The defendants attacked this verdict in post-trial motions on matters of law.   The court confirmed a reasonable jury could have concluded that the defendants’ statements made it impossible for the plaintiff “to secure an alternative card processing network, which, in turn, caused the company to suffer pecuniary loss.”  It also stated, however, that a $4 million award for general damages alone would be excessive considering the plaintiff’s “relatively short existence.”

Expert ‘ignored business realities.’ Subsequently, the defendants challenged the verdict with the Fourth Circuit Court of Appeals. First, they argued that the $4 million award for reputational harm to a fledgling company that announced itself to the public only a few days before the defamation would be “so exorbitant as to shock the sense of the court.”   The Court of Appeals noted the extensive media attention the plaintiff’s startup announcement generated (and the approximately 30,000 individuals who enrolled or tried to enroll) but it agreed that this was a “nascent company with no capital, no financing, no customers who had yet used its planned consumer programs, and no profit.” Accordingly, there was no justification for millions of dollars in reputational damage.

A second challenge to causation was rejected by the appeals court, which observed there was a “wave of bad press” and evidence that alternative payment networks refused to work with the plaintiff as a consequence.

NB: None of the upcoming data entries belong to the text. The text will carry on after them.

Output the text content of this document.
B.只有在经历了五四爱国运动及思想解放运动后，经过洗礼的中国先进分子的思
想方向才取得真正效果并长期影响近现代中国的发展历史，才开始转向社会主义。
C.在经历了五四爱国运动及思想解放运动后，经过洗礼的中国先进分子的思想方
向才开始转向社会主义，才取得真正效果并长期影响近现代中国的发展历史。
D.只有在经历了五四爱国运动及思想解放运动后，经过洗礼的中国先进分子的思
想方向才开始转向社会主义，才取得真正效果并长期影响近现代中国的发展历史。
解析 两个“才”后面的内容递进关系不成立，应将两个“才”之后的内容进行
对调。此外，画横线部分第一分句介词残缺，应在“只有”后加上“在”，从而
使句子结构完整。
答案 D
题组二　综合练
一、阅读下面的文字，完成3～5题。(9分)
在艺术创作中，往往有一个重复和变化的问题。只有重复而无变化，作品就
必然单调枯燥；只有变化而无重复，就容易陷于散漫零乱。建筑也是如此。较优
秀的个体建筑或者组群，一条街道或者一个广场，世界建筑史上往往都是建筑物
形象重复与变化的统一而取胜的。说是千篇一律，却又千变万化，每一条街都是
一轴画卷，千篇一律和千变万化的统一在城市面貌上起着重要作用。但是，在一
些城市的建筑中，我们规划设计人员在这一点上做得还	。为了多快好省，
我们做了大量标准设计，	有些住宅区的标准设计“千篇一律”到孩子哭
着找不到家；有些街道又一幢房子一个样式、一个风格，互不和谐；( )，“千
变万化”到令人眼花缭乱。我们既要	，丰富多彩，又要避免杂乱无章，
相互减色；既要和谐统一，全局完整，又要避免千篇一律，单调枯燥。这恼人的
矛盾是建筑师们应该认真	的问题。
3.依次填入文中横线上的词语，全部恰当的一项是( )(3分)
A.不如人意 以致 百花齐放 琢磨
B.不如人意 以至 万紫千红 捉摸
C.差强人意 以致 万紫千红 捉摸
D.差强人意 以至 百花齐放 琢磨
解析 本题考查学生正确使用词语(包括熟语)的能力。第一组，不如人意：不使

A reasonable jury could draw a reasonable inference of causation, the court concluded.

First expert's business testimony misses the mark. Finally, the defendants argued the marketing expert was unqualified to render an opinion as she lacked experience in forecasting sales and used an “overly optimistic and flawed method” to project membership. What’s more, without her testimony, the damage expert’s calculation lacked a proper basis and was also inadmissible.

While the Court of Appeals did not disqualify the marketing expert, it found her methodology and conclusions unsound. She used only “industry giants” as benchmarks without considering whether the company had the resources, financing, or experience necessary to ensure that degree of growth or “indeed, even as necessary to carry out its own business plan.” She also failed to take into account “real circumstances” that affected the plan’s viability--in a “puzzling omission,” the appellate court said, the expert failed to consider what would happen if gas prices dropped. The expert’s projections “ignored business realities and relied on sheer speculation,” the appellate court concluded.

Because the CPA's $208 million lost profits determination hinged on the excludable testimony, it, too, was speculative and inadmissible. In sum, the Court of Appeals said, the $4 million award was excessive if it constituted only general damages and it was based on unreliable evidence if it represented some combination of general and special damages. For these reasons, the appellate court ordered a new trial on damages.